すると、今度はリーマンショックや東日本大震災時などの相場暴落時には検索件数が増えているのです。これは、一見すると総悲観に見えますが、これ以上の暴落より上がる可能性を探し始める人が徐々に増え出しているということです。
最近では昨年5月に大きな山が出ていますが、この検索数は月単位の集計なので、5月下旬の急落の前の検索数も入っているのでなんともいえません。
そして、この「株価/上昇」の検索結果は、最近も少し増えているのです。
つまり、今は「強気の検索も増えている」し「暴落の検索も増えている」のです。
要するに、見方が分かれてきている、煮詰まっているという事ですが、興味深いのは「上より下の値幅を気にしている」のです。
「上昇」の反対は「下落」なのに、なぜ、「下落」という検索件数より「暴落」の検索件数が多いのですか?
こういう時に不幸にも大きなイベントが起きると、過剰に反応しやすくなってしまうのです。これが、「突発的イベントに対する抵抗力の欠如」となってしまうのです。
つまり、本当に急なときは、抵抗力が欠如云々の前に思考停止してしまうのです。この場合、我に帰ると、慣性で元のように買い始めるかもしれないので、パニックは一時的で済むことが多いです(何しろ、深層心理に不安がたまってなかったので)。
一方、抵抗力が欠如するというのは、実は一人一人知らず知らずのうちに不安になっているのに、それに気付かずに過ごしているときです。
こういうときは通常の調整ですと、直近数ヶ月の立ち位置の安定性に拠る慣性(表向きは相場が落ち着いてからの立ち位置しか気にしない)で行動してしまいます。まるで、トルネードになっているバラクーダの群れのようにグルグル回る行動を慣性で行っているのです。
そして、こういう時はちょっと下がると、「安くなったから買おう」というアクションを慣性で行うので、一見すると打たれ強い相場に見えてしまいます。
しかし、本当にショッキングなイベントが起きると、もともと深層心理で不安を感じていただけに、激しく狼狽したアクションになってしまうのです。
つまり、深層心理で不安が高まっているときの方が、近い将来にボラが出やすいのです。それも下方サイドにね。
これを私は、実は抵抗力が欠如しているのに、参加者の多くは気付いていないと言っているのです。
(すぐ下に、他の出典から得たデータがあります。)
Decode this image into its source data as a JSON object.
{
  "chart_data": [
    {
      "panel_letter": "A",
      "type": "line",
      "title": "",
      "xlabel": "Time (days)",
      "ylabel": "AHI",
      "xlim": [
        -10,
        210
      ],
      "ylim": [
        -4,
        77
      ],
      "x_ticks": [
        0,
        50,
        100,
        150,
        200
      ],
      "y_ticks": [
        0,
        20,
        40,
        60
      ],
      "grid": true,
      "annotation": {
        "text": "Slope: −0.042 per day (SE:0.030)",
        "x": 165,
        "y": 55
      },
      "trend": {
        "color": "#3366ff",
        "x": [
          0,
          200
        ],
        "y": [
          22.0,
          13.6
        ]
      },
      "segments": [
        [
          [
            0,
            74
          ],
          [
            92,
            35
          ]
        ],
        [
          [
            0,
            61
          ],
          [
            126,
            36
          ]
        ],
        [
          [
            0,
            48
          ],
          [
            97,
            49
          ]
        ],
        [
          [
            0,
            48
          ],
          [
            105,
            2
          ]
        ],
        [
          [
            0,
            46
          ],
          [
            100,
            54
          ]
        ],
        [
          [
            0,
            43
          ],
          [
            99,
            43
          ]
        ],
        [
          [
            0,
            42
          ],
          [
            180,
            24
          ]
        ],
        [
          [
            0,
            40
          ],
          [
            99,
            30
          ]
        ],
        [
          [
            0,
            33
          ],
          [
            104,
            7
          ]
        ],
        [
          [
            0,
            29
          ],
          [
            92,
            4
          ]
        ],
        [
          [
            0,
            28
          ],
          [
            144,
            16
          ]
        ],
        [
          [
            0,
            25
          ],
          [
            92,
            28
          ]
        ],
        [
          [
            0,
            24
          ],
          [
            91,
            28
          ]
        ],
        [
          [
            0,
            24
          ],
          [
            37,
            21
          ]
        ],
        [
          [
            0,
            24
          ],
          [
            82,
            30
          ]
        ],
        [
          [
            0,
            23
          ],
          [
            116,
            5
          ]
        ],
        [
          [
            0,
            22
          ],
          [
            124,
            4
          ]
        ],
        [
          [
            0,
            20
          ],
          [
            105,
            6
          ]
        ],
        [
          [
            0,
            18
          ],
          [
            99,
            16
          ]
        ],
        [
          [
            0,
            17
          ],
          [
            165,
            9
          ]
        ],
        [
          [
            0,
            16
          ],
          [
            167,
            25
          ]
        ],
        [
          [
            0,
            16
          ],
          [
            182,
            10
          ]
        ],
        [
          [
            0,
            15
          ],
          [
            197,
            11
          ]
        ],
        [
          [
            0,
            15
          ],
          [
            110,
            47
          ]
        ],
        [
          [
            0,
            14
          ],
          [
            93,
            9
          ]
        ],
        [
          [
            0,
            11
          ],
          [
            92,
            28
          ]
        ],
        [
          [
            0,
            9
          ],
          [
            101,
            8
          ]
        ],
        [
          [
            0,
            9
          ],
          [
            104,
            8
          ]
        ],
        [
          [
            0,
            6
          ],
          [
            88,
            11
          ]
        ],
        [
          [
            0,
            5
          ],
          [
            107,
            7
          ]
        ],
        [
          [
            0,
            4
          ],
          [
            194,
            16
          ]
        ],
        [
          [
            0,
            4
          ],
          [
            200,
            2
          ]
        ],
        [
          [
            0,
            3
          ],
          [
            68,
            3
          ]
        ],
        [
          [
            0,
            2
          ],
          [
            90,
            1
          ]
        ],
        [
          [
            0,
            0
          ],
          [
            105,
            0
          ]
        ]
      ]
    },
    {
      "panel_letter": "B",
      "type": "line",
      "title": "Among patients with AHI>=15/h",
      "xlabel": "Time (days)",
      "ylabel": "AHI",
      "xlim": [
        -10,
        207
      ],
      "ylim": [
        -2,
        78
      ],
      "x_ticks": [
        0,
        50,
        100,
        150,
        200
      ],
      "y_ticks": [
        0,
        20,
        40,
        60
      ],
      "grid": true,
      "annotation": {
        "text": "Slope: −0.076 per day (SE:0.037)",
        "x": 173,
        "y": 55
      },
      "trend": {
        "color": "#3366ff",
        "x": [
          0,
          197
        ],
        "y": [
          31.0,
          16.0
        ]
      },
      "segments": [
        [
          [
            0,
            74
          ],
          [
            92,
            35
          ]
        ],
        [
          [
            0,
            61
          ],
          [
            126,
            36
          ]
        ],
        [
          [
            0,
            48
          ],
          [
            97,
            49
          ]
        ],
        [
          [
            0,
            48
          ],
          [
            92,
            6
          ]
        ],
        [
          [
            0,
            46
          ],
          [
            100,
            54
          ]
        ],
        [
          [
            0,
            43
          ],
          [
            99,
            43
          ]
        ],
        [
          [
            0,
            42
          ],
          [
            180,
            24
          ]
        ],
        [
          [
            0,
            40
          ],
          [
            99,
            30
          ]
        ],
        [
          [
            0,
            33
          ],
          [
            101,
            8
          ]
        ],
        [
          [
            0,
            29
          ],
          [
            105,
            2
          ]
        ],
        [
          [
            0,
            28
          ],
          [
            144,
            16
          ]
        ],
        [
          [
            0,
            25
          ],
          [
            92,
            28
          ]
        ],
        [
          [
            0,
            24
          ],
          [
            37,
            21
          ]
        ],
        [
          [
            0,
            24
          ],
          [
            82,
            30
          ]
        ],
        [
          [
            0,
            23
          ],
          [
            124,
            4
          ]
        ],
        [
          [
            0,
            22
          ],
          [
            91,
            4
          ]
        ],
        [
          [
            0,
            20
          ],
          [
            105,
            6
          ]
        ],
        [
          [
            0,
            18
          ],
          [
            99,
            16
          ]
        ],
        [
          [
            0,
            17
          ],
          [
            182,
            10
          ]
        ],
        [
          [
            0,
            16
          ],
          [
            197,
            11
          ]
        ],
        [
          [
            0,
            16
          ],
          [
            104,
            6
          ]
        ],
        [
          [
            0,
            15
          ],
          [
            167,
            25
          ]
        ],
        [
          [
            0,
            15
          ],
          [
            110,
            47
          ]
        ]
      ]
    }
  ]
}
こんな検索結果は「たまたまだろ?」と思う方は、では「日経平均/2万円」、「日本株/大相場
」、「日本株/見通し
」や「中国/バブル」などを入れてみると良いでしょう。
「正直ですね~」
「暴落の検索件数は増えている」のに、反対の言葉である「大相場や2万円という検索は結果を出す数にも満たない」ですね。そして、「見通し」の検索数が増えているのは先行き不安だからでしょうね。
こうして見ると、さきほど「株価/上昇」で最近の検索が増えているのも、強気な見通しによるものではなく、実は「本当にもっと上がるのかな?」という懐疑的な見方で検索が増えているだけかもしれませんね。
みんな口では強気のことを言っているけど、実は密かに逃げ場を探してるのでは無いですか?口車に乗せられて本当に強気になっているのはみなさんだけかもしれないのですよ。
今日は、参加者自らが気づいていない今の深層心理をちょっとお見せしました。
ヘッジファンドはもちろんこういう分析をします。
そして、集団の無意識下の不安がもうちょっと高まってきたときに、イベントにかこつけて売り崩すのです(パニックなんて簡単に引き起こせるんですよ)。個人投資家の狼狽売りを誘うことなんて、赤子の手を捻るように簡単なのです。こういうときは、ボラが出るので、大儲けし易いのです。
だから、私は散々、今年はでかい上に影響が予測困難なイベントが多いので、用心しなさいと言っているのです。
(はっきりと地合が変わったとは言ってません。なので、ショートを振れなんてことは一度も言ってませんよね。年内のうちに利食いして様子見したらどうか、年が明けても直ぐに買わないで、地合が変わったか様子を見てはどうですかと言っているはずです。そして、その理由の一つが集団の深層心理で溜まっている不安感なんです。)
このGoogleトレンドは、集団心理の分析をするのに有効なので、みなさんも気付かない自身や参加者の見方のチェックのために使ってみると良いでしょう。